Proof of Union Theorem

Only second case is not straight-forward.

$p$ ensures $q$ in $F$ [] $G$
$p$ unless $q$ in $F$ [] $G$
   and <exists $s$ : $s$ in $F$ [] $q$ :: {$p$ and not $q$} $s$ {$q$}>
$p$ unless $q$ in $F$ [] $G$
   and [<exists $s$ : $s$ in $F$ :: {$p$ and not $q$} $s$ {$q$}>
      or <exists $s$ : $s$ in $G$ :: {$p$ and not $q$} $s$ {$q$}>]
[$p$ unless $q$ in $F$ [] $G$
      and <exists $s$ : $s$ in $F$ :: {$p$ and not $q$} $s$ {$q$}>] or
   [$p$ unless $q$ in $F$ [] $G$
      and <exists $s$ : $s$ in $G$ :: {$p$ and not $q$} $s$ {$q$}>]

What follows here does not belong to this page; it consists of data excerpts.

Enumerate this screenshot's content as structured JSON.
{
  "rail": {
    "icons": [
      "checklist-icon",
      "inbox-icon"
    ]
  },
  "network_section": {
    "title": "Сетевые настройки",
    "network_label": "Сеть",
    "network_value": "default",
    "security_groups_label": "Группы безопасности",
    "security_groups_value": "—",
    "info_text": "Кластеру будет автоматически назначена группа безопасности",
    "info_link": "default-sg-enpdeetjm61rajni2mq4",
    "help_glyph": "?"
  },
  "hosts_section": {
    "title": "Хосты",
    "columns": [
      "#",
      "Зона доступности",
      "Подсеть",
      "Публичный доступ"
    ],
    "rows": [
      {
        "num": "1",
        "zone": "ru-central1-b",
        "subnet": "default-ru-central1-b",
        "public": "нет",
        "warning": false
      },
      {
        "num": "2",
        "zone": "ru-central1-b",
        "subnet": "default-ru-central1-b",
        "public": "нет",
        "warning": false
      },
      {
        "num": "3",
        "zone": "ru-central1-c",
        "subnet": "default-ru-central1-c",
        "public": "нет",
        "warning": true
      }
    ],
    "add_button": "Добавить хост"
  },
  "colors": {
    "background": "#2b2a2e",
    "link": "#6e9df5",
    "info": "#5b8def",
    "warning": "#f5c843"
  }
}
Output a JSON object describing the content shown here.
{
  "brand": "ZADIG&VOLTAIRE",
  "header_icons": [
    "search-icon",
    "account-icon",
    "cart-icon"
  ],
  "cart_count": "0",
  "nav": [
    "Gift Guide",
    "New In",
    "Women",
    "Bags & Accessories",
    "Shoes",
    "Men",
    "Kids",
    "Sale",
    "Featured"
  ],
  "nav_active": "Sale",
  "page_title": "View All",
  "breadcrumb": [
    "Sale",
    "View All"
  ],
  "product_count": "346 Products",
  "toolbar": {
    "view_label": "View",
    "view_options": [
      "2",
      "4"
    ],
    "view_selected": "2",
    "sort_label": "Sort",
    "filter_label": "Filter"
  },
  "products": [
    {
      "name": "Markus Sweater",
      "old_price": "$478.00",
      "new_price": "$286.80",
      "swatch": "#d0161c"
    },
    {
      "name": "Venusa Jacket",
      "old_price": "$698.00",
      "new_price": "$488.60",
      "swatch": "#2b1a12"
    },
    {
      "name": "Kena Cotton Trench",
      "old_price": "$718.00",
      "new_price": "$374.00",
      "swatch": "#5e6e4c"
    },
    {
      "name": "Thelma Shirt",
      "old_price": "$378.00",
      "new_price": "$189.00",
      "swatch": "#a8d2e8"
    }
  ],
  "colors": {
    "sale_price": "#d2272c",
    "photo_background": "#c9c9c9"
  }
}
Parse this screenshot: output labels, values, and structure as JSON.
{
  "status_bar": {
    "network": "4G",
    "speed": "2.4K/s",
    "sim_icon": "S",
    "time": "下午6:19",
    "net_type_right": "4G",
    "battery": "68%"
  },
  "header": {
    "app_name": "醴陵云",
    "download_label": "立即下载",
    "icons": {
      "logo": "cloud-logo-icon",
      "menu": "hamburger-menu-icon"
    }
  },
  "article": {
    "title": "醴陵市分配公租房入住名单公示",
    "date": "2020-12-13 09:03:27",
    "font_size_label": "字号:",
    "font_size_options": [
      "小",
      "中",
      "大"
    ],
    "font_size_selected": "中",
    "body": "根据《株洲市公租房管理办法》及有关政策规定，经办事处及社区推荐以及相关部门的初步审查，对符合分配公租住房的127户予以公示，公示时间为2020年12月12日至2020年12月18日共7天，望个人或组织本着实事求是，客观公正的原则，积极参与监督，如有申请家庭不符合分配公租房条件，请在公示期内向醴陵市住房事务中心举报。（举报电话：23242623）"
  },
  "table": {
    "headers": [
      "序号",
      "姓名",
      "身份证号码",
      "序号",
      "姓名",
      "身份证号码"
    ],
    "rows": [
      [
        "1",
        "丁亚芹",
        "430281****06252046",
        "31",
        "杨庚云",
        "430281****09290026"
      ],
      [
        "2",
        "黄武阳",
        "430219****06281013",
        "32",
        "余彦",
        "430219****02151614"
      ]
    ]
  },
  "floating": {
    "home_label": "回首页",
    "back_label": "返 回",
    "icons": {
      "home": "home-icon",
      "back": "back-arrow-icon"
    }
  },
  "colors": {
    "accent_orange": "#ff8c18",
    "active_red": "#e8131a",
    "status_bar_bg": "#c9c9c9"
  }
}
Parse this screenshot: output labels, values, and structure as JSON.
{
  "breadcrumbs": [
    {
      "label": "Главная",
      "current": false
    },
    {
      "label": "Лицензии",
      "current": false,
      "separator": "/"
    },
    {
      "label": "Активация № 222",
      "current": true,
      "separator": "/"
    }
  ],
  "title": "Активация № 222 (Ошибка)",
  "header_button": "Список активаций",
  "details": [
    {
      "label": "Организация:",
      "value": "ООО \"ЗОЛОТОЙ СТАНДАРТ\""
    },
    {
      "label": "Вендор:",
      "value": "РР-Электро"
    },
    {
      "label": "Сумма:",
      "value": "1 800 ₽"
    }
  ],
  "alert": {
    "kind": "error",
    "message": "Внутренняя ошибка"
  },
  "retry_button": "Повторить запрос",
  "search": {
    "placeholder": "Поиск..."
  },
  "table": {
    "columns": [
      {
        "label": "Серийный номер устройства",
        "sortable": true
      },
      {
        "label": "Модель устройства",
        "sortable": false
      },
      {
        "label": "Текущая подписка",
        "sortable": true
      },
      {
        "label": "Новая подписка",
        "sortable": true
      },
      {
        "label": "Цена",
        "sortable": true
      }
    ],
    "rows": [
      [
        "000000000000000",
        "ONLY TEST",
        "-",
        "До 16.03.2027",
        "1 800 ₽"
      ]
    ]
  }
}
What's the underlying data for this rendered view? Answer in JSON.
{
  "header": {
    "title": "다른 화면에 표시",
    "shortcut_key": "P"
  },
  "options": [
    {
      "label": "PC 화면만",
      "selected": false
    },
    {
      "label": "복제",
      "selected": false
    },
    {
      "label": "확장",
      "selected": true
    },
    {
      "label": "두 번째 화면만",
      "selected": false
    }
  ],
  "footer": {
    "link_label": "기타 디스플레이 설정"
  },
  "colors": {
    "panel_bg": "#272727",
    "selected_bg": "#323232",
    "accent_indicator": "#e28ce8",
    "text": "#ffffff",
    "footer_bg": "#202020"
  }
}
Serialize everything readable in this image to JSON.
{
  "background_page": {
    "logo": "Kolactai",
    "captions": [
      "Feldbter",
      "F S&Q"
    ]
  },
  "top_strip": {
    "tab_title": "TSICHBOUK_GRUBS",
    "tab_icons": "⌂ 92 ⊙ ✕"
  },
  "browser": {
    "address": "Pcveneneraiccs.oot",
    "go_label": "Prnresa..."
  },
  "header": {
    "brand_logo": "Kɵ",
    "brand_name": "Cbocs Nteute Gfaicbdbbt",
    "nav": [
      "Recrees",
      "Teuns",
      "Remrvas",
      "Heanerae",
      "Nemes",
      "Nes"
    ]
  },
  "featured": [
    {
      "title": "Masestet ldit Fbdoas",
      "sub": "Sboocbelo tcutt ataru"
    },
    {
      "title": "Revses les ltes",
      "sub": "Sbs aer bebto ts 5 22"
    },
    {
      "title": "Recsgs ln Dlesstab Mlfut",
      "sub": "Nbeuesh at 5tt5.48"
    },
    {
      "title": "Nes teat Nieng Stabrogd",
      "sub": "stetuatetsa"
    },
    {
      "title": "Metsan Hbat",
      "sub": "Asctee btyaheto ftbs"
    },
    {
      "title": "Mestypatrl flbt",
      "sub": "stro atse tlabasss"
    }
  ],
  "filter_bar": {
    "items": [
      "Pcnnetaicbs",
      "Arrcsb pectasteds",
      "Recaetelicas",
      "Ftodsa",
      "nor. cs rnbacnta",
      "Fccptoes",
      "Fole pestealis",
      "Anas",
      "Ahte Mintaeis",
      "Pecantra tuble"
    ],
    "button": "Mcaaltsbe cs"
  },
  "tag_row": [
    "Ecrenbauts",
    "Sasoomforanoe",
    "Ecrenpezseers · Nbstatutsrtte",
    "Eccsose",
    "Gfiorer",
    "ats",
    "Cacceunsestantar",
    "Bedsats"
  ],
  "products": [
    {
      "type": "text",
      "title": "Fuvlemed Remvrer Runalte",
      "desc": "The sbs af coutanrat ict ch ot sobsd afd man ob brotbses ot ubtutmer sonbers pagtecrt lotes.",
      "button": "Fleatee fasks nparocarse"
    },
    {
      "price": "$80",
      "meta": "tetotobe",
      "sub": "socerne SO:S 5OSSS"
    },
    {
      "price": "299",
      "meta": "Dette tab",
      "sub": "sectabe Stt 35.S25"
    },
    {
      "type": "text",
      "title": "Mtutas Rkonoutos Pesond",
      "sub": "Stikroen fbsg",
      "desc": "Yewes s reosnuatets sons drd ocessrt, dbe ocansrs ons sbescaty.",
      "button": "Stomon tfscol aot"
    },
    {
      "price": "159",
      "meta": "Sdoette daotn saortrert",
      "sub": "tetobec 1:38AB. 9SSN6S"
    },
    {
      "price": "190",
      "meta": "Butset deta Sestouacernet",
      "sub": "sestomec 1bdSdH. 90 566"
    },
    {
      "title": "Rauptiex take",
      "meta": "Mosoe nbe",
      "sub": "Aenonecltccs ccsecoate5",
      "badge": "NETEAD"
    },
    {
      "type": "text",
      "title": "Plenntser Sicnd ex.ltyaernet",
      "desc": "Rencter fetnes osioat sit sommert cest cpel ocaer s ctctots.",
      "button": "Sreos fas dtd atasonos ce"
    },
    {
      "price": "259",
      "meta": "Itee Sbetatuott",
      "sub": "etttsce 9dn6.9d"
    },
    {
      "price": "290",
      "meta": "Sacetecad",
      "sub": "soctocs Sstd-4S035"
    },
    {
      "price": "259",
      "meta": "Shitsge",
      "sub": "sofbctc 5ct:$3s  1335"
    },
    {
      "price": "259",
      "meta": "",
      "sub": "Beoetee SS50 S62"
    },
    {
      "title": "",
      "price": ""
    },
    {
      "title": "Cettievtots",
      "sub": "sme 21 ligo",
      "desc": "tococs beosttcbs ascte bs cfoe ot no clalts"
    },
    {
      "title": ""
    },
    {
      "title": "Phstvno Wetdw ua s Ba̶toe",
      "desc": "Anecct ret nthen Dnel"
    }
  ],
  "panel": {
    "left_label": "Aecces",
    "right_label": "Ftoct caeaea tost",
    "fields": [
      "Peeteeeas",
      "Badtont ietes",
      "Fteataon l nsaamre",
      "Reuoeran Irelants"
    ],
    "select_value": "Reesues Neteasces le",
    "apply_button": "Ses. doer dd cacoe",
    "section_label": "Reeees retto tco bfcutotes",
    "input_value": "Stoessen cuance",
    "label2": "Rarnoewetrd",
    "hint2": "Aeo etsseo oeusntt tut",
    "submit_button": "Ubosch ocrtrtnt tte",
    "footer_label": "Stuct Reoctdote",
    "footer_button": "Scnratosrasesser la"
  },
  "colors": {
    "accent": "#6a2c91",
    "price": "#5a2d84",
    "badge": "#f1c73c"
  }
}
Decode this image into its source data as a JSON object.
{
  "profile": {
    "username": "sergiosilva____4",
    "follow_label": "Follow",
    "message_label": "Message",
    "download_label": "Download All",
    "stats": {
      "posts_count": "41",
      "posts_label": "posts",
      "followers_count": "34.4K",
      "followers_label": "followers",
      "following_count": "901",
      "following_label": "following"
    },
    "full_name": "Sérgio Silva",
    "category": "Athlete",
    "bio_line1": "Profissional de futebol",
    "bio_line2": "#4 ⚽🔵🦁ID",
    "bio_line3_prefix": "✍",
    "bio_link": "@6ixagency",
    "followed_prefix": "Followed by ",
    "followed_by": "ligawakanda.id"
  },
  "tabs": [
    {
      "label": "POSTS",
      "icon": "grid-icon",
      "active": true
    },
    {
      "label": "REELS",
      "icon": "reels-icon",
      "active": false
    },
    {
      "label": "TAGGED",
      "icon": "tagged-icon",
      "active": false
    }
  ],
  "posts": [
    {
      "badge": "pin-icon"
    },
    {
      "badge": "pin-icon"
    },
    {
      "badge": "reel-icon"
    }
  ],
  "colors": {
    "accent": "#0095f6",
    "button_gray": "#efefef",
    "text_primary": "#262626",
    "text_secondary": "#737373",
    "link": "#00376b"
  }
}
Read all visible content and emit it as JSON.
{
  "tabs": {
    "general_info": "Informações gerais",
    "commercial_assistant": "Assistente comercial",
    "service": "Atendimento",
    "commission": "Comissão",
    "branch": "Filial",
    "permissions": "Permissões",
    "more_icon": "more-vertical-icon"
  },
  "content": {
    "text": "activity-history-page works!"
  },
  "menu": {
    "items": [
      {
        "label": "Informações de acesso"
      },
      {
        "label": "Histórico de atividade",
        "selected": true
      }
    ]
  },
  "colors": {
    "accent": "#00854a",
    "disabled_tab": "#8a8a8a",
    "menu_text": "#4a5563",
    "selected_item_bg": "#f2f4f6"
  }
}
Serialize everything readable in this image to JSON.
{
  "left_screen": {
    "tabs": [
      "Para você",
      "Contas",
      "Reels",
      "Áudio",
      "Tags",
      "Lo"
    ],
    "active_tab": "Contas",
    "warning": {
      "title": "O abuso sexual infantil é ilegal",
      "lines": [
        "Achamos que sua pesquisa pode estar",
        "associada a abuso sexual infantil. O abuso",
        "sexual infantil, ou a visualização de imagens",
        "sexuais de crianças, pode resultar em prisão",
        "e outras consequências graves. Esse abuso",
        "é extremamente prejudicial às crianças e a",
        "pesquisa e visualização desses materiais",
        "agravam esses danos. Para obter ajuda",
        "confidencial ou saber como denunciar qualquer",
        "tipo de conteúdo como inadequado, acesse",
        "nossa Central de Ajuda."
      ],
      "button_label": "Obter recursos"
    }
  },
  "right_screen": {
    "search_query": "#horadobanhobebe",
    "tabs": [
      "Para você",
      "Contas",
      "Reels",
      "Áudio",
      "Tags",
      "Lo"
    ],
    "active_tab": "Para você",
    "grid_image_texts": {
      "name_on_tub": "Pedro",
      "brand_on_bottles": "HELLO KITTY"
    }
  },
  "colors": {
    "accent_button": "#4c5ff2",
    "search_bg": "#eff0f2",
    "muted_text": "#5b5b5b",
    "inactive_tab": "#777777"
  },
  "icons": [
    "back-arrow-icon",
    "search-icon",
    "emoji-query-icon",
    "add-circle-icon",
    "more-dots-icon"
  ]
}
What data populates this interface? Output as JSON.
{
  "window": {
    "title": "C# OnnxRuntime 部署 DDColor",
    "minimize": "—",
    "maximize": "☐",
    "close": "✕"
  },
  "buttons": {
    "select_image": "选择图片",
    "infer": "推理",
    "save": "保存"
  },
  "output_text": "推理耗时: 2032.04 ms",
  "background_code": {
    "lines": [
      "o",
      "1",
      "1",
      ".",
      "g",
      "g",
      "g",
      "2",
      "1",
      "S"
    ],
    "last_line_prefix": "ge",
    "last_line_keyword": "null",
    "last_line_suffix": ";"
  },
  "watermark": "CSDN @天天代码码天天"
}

[$p$ unless $q$ in $F$ and $p$ unless $q$ in $G$
      and <exists $s$ : $s$ in $F$ :: {$p$ and not $q$} $s$ {$q$}>] or
   [$p$ unless $q$ in $F$ and $p$ unless $q$ in $G$
      and <exists $s$ : $s$ in $G$ :: {$p$ and not $q$} $s$ {$q$}>]
[$p$ ensures $q$ in $F$ and $p$ unless $q$ in $G$] or
   [$p$ ensures $q$ in $G$ and $p$ unless $q$ in $F$]